Познакомиться поближе с подобной колдуньей я пытался уже не раз, но как-то все не удавалось.
— Она будет очень довольна, если синьор предложит ей выпить стакан вина и даст ей маленький подарок в виде пол-лиры.
— Недорого ценится колдовство в Италии! — пришло мне в эту минуту в голову.
— Пригласите, падрона, достопочтенную колдунью ко мне.
Не знаю, поняла ли хозяйка мою иронию, но она на этот раз быстро ушла из комнаты и, немного погодя, вернулась вместе с колдуньей.
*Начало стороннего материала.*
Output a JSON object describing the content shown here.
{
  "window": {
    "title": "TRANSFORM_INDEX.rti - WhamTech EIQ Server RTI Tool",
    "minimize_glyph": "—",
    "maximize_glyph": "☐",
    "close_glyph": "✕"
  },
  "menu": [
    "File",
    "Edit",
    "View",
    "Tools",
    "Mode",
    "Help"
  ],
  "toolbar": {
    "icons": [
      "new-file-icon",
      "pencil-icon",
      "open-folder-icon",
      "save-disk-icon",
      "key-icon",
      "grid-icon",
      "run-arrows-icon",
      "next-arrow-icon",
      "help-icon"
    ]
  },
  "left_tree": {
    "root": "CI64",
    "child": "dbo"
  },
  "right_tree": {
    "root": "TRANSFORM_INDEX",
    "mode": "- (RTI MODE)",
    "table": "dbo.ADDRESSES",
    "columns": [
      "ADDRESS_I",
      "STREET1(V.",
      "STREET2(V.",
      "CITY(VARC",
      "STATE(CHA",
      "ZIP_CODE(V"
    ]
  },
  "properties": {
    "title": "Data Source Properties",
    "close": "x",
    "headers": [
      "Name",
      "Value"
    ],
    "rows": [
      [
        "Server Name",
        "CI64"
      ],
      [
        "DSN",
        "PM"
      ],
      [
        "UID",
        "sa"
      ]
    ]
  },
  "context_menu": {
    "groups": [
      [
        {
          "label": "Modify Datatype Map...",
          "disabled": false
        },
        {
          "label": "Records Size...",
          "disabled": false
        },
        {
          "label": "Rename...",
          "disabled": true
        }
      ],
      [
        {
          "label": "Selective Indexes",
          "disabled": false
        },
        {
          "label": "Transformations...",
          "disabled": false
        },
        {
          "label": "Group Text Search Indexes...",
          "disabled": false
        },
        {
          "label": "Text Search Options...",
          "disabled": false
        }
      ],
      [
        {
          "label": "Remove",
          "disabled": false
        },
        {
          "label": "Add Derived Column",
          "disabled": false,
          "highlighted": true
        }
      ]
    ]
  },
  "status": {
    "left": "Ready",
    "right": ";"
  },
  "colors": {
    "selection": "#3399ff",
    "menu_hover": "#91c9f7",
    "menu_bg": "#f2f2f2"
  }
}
Разыгралась ли у меня в это время фантазия или это была действительность, только явившаяся колдунья поразила меня. Обыкновенно на сцене грим для колдуний и ведьм существует следующий: седые растрепанные волосы, желтое, морщинистое лицо, нос крючком, почти соединяющийся с выдвинувшимся вперед подбородком, ввалившийся рот и блестящие впалые глаза… Портрет колдуньи, явившейся ко мне в комнату, далеко не был похож на только что приведенный тип. Высокая, стройная женщина лет двадцати пяти, с роскошными черными волосами, изящным овалом лица, тонким, точно выточенным носиком, полными пурпурными губами, закрывающими два ряда белых зубов, большими темными глазами, как-то властно охватывающими того, на кого она смотрела, стояла передо мной. Красивым жестом она протянула мне свою руку и, не выказывая никакого изумления, спокойно заметила:
— Синьор из далекой холодной страны востока приехал к нам в Италию пожинать своим пением лавры и золото.
Я невольно вздрогнул от неожиданности.
— Откуда могла знать эта женщина, кто я и откуда я?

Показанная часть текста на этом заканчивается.